On top of that you might implement your 300 MB idea. Be careful though to also update index files whenever a 404 occurs. Imagine the following. Index is updated on day 1. Files requested from clients is 50 MB daily (to keep things simple). On day 3, foo_1.2-1_all.deb is replaced with foo_1.3_1.all.deb upstream and the former package is deleted. On day 4 (index file is still out of date) a client requests foo_1.2-1_all.deb and the server responds with 404. This would need to trigger an update to the corresponding index file or else the client will see a faulty 404 error. The client would still see the error but be able to recover from it upon updating its local index.

Revision history for this message
Rolf Leggewie (r0lf) said :
#8

I forgot to discuss the second case of housekeeping, expiry. Worst case with an outdated index file is that it would keep files in the local cache even though they are already gone upstream. No real harm done.

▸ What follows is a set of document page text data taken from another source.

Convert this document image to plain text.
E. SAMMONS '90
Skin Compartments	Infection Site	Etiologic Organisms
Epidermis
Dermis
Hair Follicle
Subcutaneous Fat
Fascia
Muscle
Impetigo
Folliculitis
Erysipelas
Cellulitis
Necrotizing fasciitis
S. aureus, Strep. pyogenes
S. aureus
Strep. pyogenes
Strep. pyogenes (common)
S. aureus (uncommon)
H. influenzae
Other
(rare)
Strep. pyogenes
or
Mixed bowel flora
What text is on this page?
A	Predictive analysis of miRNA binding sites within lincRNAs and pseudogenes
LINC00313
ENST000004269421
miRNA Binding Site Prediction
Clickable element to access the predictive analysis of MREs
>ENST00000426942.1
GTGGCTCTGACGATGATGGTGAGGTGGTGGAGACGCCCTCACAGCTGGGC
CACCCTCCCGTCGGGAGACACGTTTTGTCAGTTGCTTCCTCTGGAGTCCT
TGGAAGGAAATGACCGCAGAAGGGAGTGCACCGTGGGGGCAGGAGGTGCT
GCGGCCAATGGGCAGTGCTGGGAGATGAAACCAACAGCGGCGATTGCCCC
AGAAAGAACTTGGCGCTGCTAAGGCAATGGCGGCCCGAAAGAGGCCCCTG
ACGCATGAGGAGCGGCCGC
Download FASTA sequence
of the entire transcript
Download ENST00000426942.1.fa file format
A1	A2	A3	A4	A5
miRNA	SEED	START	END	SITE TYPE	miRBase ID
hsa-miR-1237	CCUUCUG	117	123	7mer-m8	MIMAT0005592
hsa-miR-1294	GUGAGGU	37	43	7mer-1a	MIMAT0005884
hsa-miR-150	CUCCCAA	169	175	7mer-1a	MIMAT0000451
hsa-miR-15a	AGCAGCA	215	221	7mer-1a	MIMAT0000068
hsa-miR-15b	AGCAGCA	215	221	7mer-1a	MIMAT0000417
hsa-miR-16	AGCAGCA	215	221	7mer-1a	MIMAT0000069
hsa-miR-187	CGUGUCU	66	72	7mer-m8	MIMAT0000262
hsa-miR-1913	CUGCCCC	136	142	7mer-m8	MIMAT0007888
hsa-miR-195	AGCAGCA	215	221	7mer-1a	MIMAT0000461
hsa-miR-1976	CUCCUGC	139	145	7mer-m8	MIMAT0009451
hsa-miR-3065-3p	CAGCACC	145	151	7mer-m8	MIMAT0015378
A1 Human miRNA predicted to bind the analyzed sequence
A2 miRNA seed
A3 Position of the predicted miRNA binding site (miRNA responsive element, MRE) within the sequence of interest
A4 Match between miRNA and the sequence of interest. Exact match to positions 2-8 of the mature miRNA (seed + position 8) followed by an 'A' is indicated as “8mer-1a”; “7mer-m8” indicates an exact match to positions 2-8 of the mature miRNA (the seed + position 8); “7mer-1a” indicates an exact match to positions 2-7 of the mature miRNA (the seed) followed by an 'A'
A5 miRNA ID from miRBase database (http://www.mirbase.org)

Revision history for this message
Launchpad Janitor (janitor) said :
#9

This question was expired because it remained in the 'Open' state without activity for the last 15 days.

Revision history for this message
Rolf Leggewie (r0lf) said :
#10

Any comment, Eduard?

Revision history for this message
Launchpad Janitor (janitor) said :
#11

This question was expired because it remained in the 'Open' state without activity for the last 15 days.

Revision history for this message
Eduard Bloch (edi-gmx) said :
#12

Hi, sorry, maybe I misunderstood the original question.
And I am still confused. There are now different questions in the discussion, which one do you mean?

The one in the topic -> easy, set the checkbox

Index file in the _import folder -> I will add to the wishlist. The code could attempt to include them, there are now better means for that after the last overhaul.

File remaining in _import folder -> whatever you want... remove them if they could not be picked up, or store them in your safe, ...

Updating index files regularly for daily jobs -> probably waste of bandwidth in some cases and should be changed, as described.

Revision history for this message
Rolf Leggewie (r0lf) said :
#13

> There is, actually, a checkbutton right on top of the admin page, called
>
> Don't update index files (DANGEROUS for expiration tasks!)

When was that introduced? I compiled the jessie-backports package for Raspbian now and that knob isn't there.

We touched on a few, related the areas but the original question is still how I can import stuff without downloading a bunch of index files (on a jessie system).

Revision history for this message
Rolf Leggewie (r0lf) said :
#14

> The one in the topic -> easy, set the checkbox

Nope, as the checkbox isn't there

Revision history for this message
Launchpad Janitor (janitor) said :
#15

This question was expired because it remained in the 'Open' state without activity for the last 15 days.